Лидочка вдруг осознала это совершенно ясно, и страх, преследовавший ее так долго и настойчиво, страх состариться, тотчас исчез, как будто единственное, что могло поглотить этот кошмар, была сама старость, и когда она пришла, бояться стало просто нечего. Лидочка постояла, не зная, что делать дальше, а потом вдруг собралась с духом и пошла дальше, вперед, медленно переставляя тяжелые, уродливые ступни — ступни профессиональной балерины, которые с каждым шагом все оплывали, превращаясь просто в босые некрасивые ноги старой женщины. Она больше не оборачивалась, потому что позади что-то было, Лидочка точно это чувствовала, и это что-то, невидимое, но ощутимое, тяжело и лениво напирало, подгоняя ее вперед. Идти было тяжело — она все хуже видела, все больше старческой спелой «гречки» появлялось на руках, совсем сморщенных, жалких, дрожащих, все меньше становилось света, все больше пыли, и когда козлы в углу окончательно стали грудой почти истлевшего мусора, Лидочка поняла, что дверь перед ней — последняя.
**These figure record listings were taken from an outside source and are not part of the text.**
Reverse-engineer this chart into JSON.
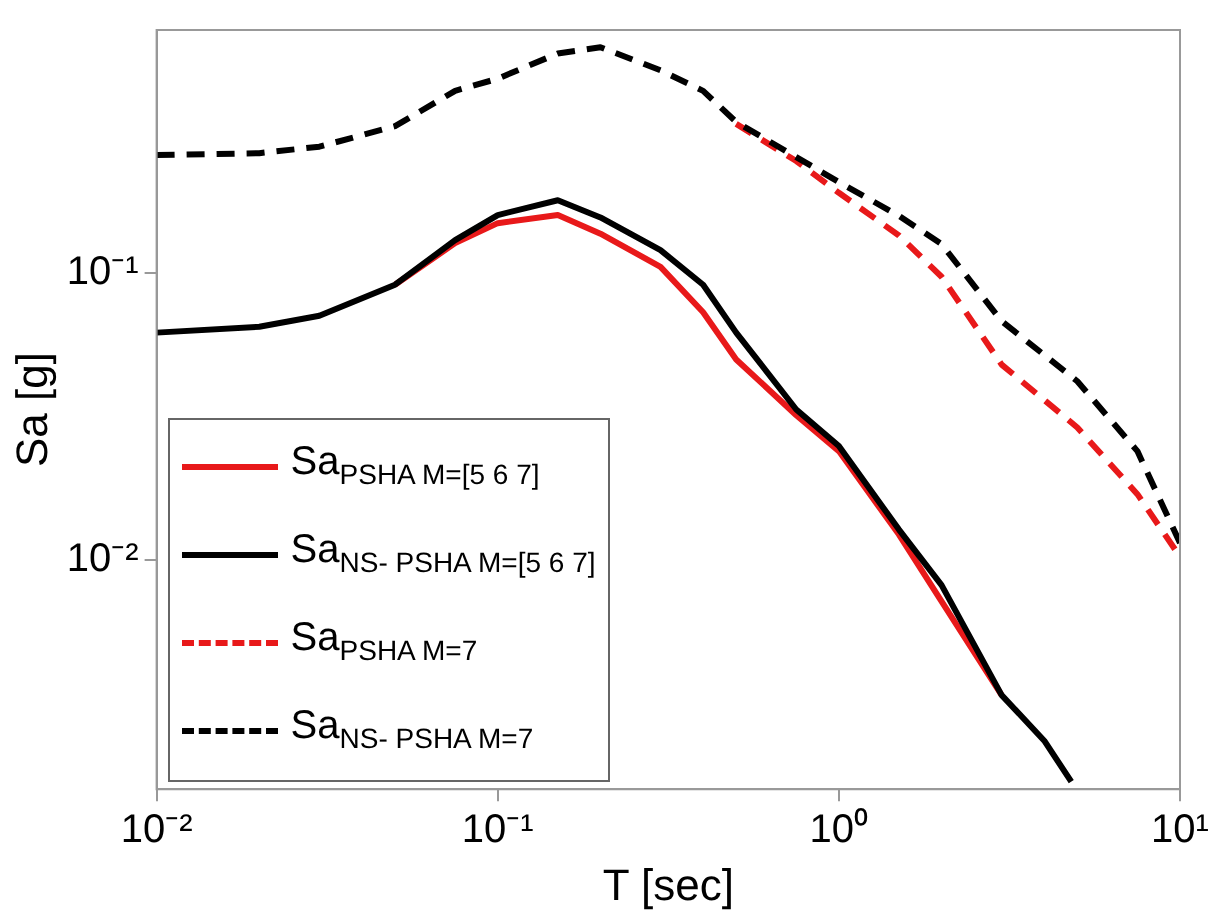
{
  "chart_data": {
    "type": "line",
    "xlabel": "T [sec]",
    "ylabel": "Sa [g]",
    "log": "xy",
    "x": [
      0.01,
      0.02,
      0.03,
      0.05,
      0.075,
      0.1,
      0.15,
      0.2,
      0.3,
      0.4,
      0.5,
      0.75,
      1,
      1.5,
      2,
      3,
      4,
      4.8
    ],
    "xlim": [
      0.01,
      10
    ],
    "xticks": [
      {
        "value": 0.01,
        "label": "10⁻²"
      },
      {
        "value": 0.1,
        "label": "10⁻¹"
      },
      {
        "value": 1,
        "label": "10⁰"
      },
      {
        "value": 10,
        "label": "10¹"
      }
    ],
    "ylim": [
      0.0016,
      0.7
    ],
    "yticks": [
      {
        "value": 0.01,
        "label": "10⁻²"
      },
      {
        "value": 0.1,
        "label": "10⁻¹"
      }
    ],
    "grid": false,
    "legend": "bottom left",
    "marker": "none",
    "series": [
      {
        "name": "Sa$_{PSHA M=[5 6 7]}$",
        "color": "#e8191a",
        "line_style": "solid",
        "x": [
          0.05,
          0.075,
          0.1,
          0.15,
          0.2,
          0.3,
          0.4,
          0.5,
          0.75,
          1,
          1.5,
          2,
          3
        ],
        "values": [
          0.091,
          0.127,
          0.149,
          0.159,
          0.137,
          0.105,
          0.073,
          0.05,
          0.032,
          0.024,
          0.0123,
          0.0072,
          0.0034
        ]
      },
      {
        "name": "Sa$_{NS- PSHA M=[5 6 7]}$",
        "color": "#000000",
        "line_style": "solid",
        "values": [
          0.062,
          0.065,
          0.071,
          0.091,
          0.13,
          0.159,
          0.179,
          0.156,
          0.12,
          0.091,
          0.062,
          0.0335,
          0.025,
          0.0128,
          0.0082,
          0.0034,
          0.00236,
          0.0017
        ]
      },
      {
        "name": "Sa$_{PSHA M=7}$",
        "color": "#e8191a",
        "line_style": "dashed",
        "x": [
          0.5,
          0.75,
          1,
          1.5,
          2,
          3,
          5,
          7.5,
          10
        ],
        "values": [
          0.33,
          0.245,
          0.19,
          0.135,
          0.097,
          0.048,
          0.029,
          0.017,
          0.0103
        ]
      },
      {
        "name": "Sa$_{NS- PSHA M=7}$",
        "color": "#000000",
        "line_style": "dashed",
        "x": [
          0.01,
          0.02,
          0.03,
          0.05,
          0.075,
          0.1,
          0.15,
          0.2,
          0.3,
          0.4,
          0.5,
          0.75,
          1,
          1.5,
          2,
          3,
          5,
          7.5,
          10
        ],
        "values": [
          0.257,
          0.261,
          0.275,
          0.324,
          0.43,
          0.474,
          0.58,
          0.61,
          0.507,
          0.43,
          0.335,
          0.253,
          0.207,
          0.158,
          0.126,
          0.068,
          0.042,
          0.024,
          0.0115
        ]
      }
    ]
  }
}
Сейчас я умру, — совершенно спокойно подумала она и из последних сил повернула потемневшую от старости ветхую ручку.

 

Улица блестела — мокрая и черная, как облизанный лакричный леденец.
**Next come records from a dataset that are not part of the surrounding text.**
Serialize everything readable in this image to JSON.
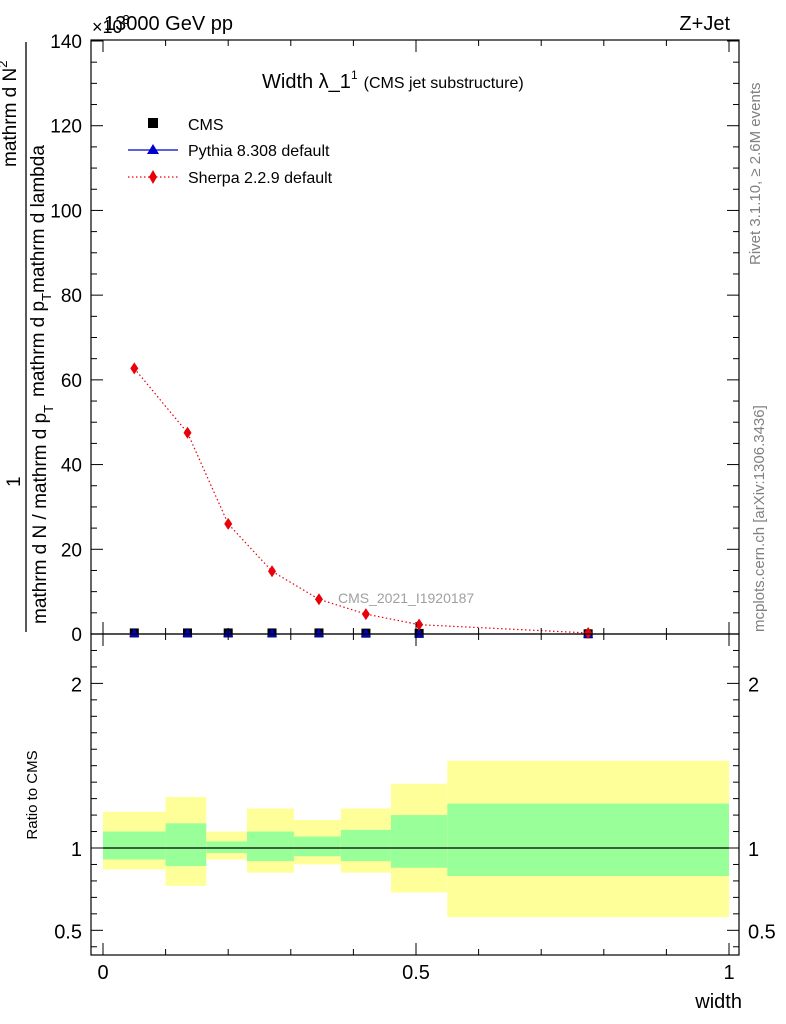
{
  "header": {
    "left": "13000 GeV pp",
    "right": "Z+Jet",
    "exponent": "×10",
    "exponent_power": "3"
  },
  "side_labels": {
    "rivet": "Rivet 3.1.10, ≥ 2.6M events",
    "mcplots": "mcplots.cern.ch [arXiv:1306.3436]"
  },
  "chart_data": [
    {
      "type": "line",
      "title_main": "Width λ_1",
      "title_sup": "1",
      "title_sub": "(CMS jet substructure)",
      "xlabel": "width",
      "ylabel_lines": [
        "1",
        "mathrm d N / mathrm d p",
        "T",
        "mathrm d N",
        "2",
        "mathrm d p",
        "T",
        "mathrm d lambda"
      ],
      "xlim": [
        0,
        1
      ],
      "ylim": [
        0,
        140
      ],
      "y_scale_factor": 1000,
      "x_ticks": [
        "0",
        "0.5",
        "1"
      ],
      "y_ticks": [
        "0",
        "20",
        "40",
        "60",
        "80",
        "100",
        "120",
        "140"
      ],
      "watermark": "CMS_2021_I1920187",
      "legend_position": "top-left",
      "bins": [
        [
          0.0,
          0.1
        ],
        [
          0.1,
          0.165
        ],
        [
          0.165,
          0.23
        ],
        [
          0.23,
          0.305
        ],
        [
          0.305,
          0.38
        ],
        [
          0.38,
          0.46
        ],
        [
          0.46,
          0.55
        ],
        [
          0.55,
          1.0
        ]
      ],
      "series": [
        {
          "name": "CMS",
          "marker": "square",
          "color": "#000000",
          "x": [
            0.05,
            0.135,
            0.2,
            0.27,
            0.345,
            0.42,
            0.505,
            0.775
          ],
          "y": [
            0.25,
            0.25,
            0.25,
            0.25,
            0.25,
            0.2,
            0.15,
            0.05
          ]
        },
        {
          "name": "Pythia 8.308 default",
          "marker": "triangle",
          "color": "#0000cc",
          "x": [
            0.05,
            0.135,
            0.2,
            0.27,
            0.345,
            0.42,
            0.505,
            0.775
          ],
          "y": [
            0.25,
            0.25,
            0.25,
            0.25,
            0.25,
            0.2,
            0.15,
            0.05
          ]
        },
        {
          "name": "Sherpa 2.2.9 default",
          "marker": "diamond",
          "color": "#e8000b",
          "line": "dotted",
          "x": [
            0.05,
            0.135,
            0.2,
            0.27,
            0.345,
            0.42,
            0.505,
            0.775
          ],
          "y": [
            62.7,
            47.5,
            26.0,
            14.8,
            8.2,
            4.7,
            2.2,
            0.25
          ]
        }
      ]
    },
    {
      "type": "area",
      "ylabel": "Ratio to CMS",
      "xlim": [
        0,
        1
      ],
      "ylim": [
        0.35,
        2.3
      ],
      "y_ticks": [
        "0.5",
        "1",
        "2"
      ],
      "y_tick_values": [
        0.5,
        1,
        2
      ],
      "x_ticks": [
        "0",
        "0.5",
        "1"
      ],
      "reference": 1,
      "bands": {
        "inner_color": "#99ff99",
        "outer_color": "#ffff99",
        "inner": [
          [
            0.93,
            1.1
          ],
          [
            0.89,
            1.15
          ],
          [
            0.97,
            1.04
          ],
          [
            0.92,
            1.1
          ],
          [
            0.95,
            1.07
          ],
          [
            0.92,
            1.11
          ],
          [
            0.88,
            1.2
          ],
          [
            0.83,
            1.27
          ]
        ],
        "outer": [
          [
            0.87,
            1.22
          ],
          [
            0.77,
            1.31
          ],
          [
            0.93,
            1.1
          ],
          [
            0.85,
            1.24
          ],
          [
            0.9,
            1.17
          ],
          [
            0.85,
            1.24
          ],
          [
            0.73,
            1.39
          ],
          [
            0.58,
            1.53
          ]
        ]
      }
    }
  ]
}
В толстом столбе фонарного света дрожала сияющая водяная морось, пахло недавним дождем, горячими пончиками и крепким кофе из раскаленной медной джезвы. Из-за угла медленно вывернулась машина, прошелестела по жидкой, блестящей брусчатке, отражая выпуклыми боками короткие неоновые вспышки, плывущие окна и подмигивающее гнутыми розовыми трубками слово «Кофейня». По тротуару пробежала стайка подростков в коротких шумных плащах, крайняя девчушка задела Лидочку влажным плечом и, вместо того чтобы извиниться, широко улыбнулась. Блеснули зубы — тоже влажные, круглые и гладкие, как пляжные камешки-голыши из детства. С Черного моря.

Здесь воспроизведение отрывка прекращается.